To find the percentage of times that fall within a certain range, we need to use the concept of Z-scores and the standard normal distribution. The Z-score measures the number of standard deviations a given value is from the mean.
a) To find the percentage of times that will be less than 50 seconds, we need to first determine the Z-score for 50 seconds.
Z = (x - μ) / σ
Where:
x = given time (50 seconds)
μ = mean (58.3 seconds)
σ = standard deviation (7.1 seconds)
Z = (50 - 58.3) / 7.1
Z ≈ -1.17
Next, we need to look up the percentage of times falling below this Z-score using a standard normal distribution table (also known as a Z-table). The Z-table provides the area under the curve to the left of a given Z-score. In this case, we are interested in finding the area to the left of -1.17.

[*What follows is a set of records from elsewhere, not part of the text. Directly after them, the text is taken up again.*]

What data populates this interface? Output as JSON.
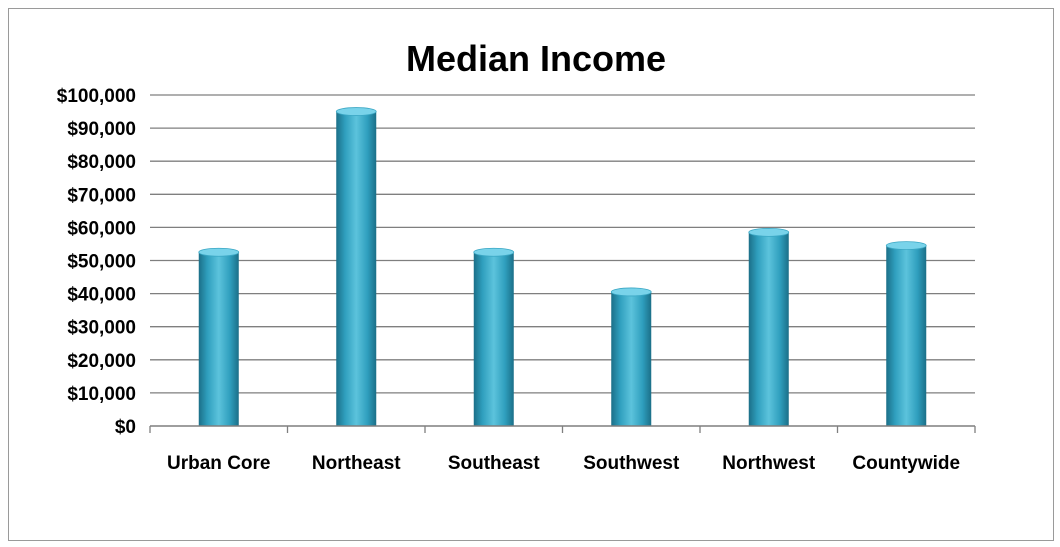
{
  "chart_data": {
    "type": "bar",
    "title": "Median Income",
    "xlabel": "",
    "ylabel": "",
    "categories": [
      "Urban Core",
      "Northeast",
      "Southeast",
      "Southwest",
      "Northwest",
      "Countywide"
    ],
    "values": [
      52500,
      95000,
      52500,
      40500,
      58500,
      54500
    ],
    "ylim": [
      0,
      100000
    ],
    "y_ticks": [
      0,
      10000,
      20000,
      30000,
      40000,
      50000,
      60000,
      70000,
      80000,
      90000,
      100000
    ],
    "y_tick_labels": [
      "$0",
      "$10,000",
      "$20,000",
      "$30,000",
      "$40,000",
      "$50,000",
      "$60,000",
      "$70,000",
      "$80,000",
      "$90,000",
      "$100,000"
    ],
    "grid": true,
    "legend": "none",
    "bar_color": "#2f9fbe"
  }
}
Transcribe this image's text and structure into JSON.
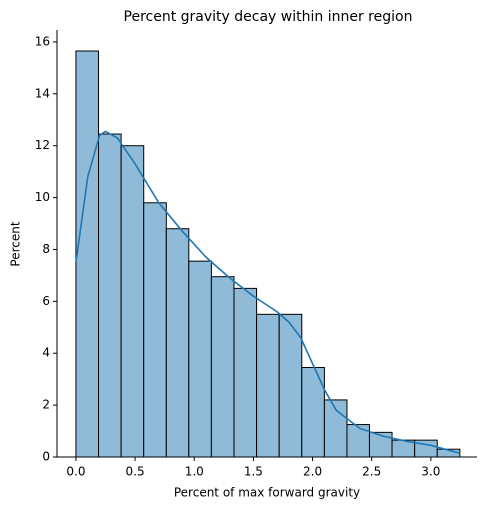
{
  "chart_data": {
    "type": "histogram",
    "title": "Percent gravity decay within inner region",
    "x_label": "Percent of max forward gravity",
    "y_label": "Percent",
    "bins": [
      0,
      0.191,
      0.382,
      0.573,
      0.764,
      0.954,
      1.145,
      1.336,
      1.527,
      1.718,
      1.909,
      2.1,
      2.291,
      2.481,
      2.672,
      2.863,
      3.054,
      3.245
    ],
    "values": [
      15.65,
      12.45,
      12.0,
      9.8,
      8.8,
      7.55,
      6.95,
      6.5,
      5.5,
      5.5,
      3.45,
      2.2,
      1.25,
      0.95,
      0.65,
      0.65,
      0.3
    ],
    "color": "#8fbbd9",
    "edgecolor": "#000000",
    "kde": {
      "color": "#1f77b4",
      "x": [
        0,
        0.1,
        0.2,
        0.25,
        0.35,
        0.5,
        0.7,
        0.9,
        1.1,
        1.3,
        1.5,
        1.7,
        1.8,
        1.9,
        2.0,
        2.1,
        2.2,
        2.4,
        2.6,
        2.8,
        3.0,
        3.2,
        3.245
      ],
      "values": [
        7.5,
        10.8,
        12.4,
        12.55,
        12.3,
        11.3,
        9.8,
        8.7,
        7.7,
        6.9,
        6.2,
        5.6,
        5.2,
        4.6,
        3.6,
        2.6,
        1.8,
        1.1,
        0.8,
        0.6,
        0.45,
        0.2,
        0.15
      ]
    },
    "xlim": [
      -0.16,
      3.39
    ],
    "ylim": [
      0,
      16.46
    ],
    "xticks": [
      {
        "value": 0,
        "label": "0.0"
      },
      0.5,
      {
        "value": 1,
        "label": "1.0"
      },
      1.5,
      {
        "value": 2,
        "label": "2.0"
      },
      2.5,
      {
        "value": 3,
        "label": "3.0"
      }
    ],
    "yticks": [
      0,
      2,
      4,
      6,
      8,
      10,
      12,
      14,
      16
    ]
  }
}
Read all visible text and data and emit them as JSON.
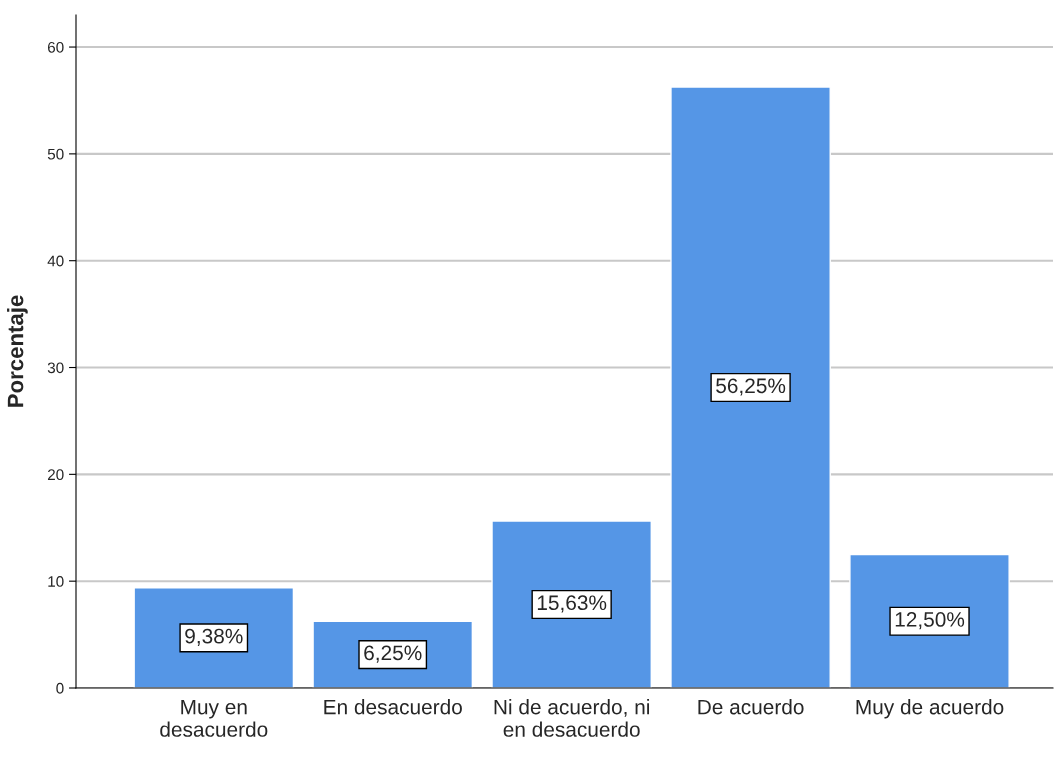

The Z-table shows that the area to the left of -1.17 is approximately 0.121, or 12.1%. Therefore, approximately 12.1% of the times will be less than 50 seconds.
b) To find the percentage of times that will be between 50 and 60 seconds, we can subtract the percentage from part a from the percentage of times that will be less than 60 seconds.
Using the same process as above, we find the Z-score for 60 seconds:
Z = (60 - 58.3) / 7.1
Z ≈ 0.24
Using the Z-table, we find that the area to the left of 0.24 is approximately 0.594, or 59.4%. Therefore, approximately 59.4% of the times will be less than 60 seconds.
To calculate the percentage between 50 and 60 seconds, we subtract the percentage from part a from the percentage from part b:
Percentage = 59.4% - 12.1%
Percentage ≈ 47.3%
Therefore, approximately 47.3% of the times will be between 50 and 60 seconds.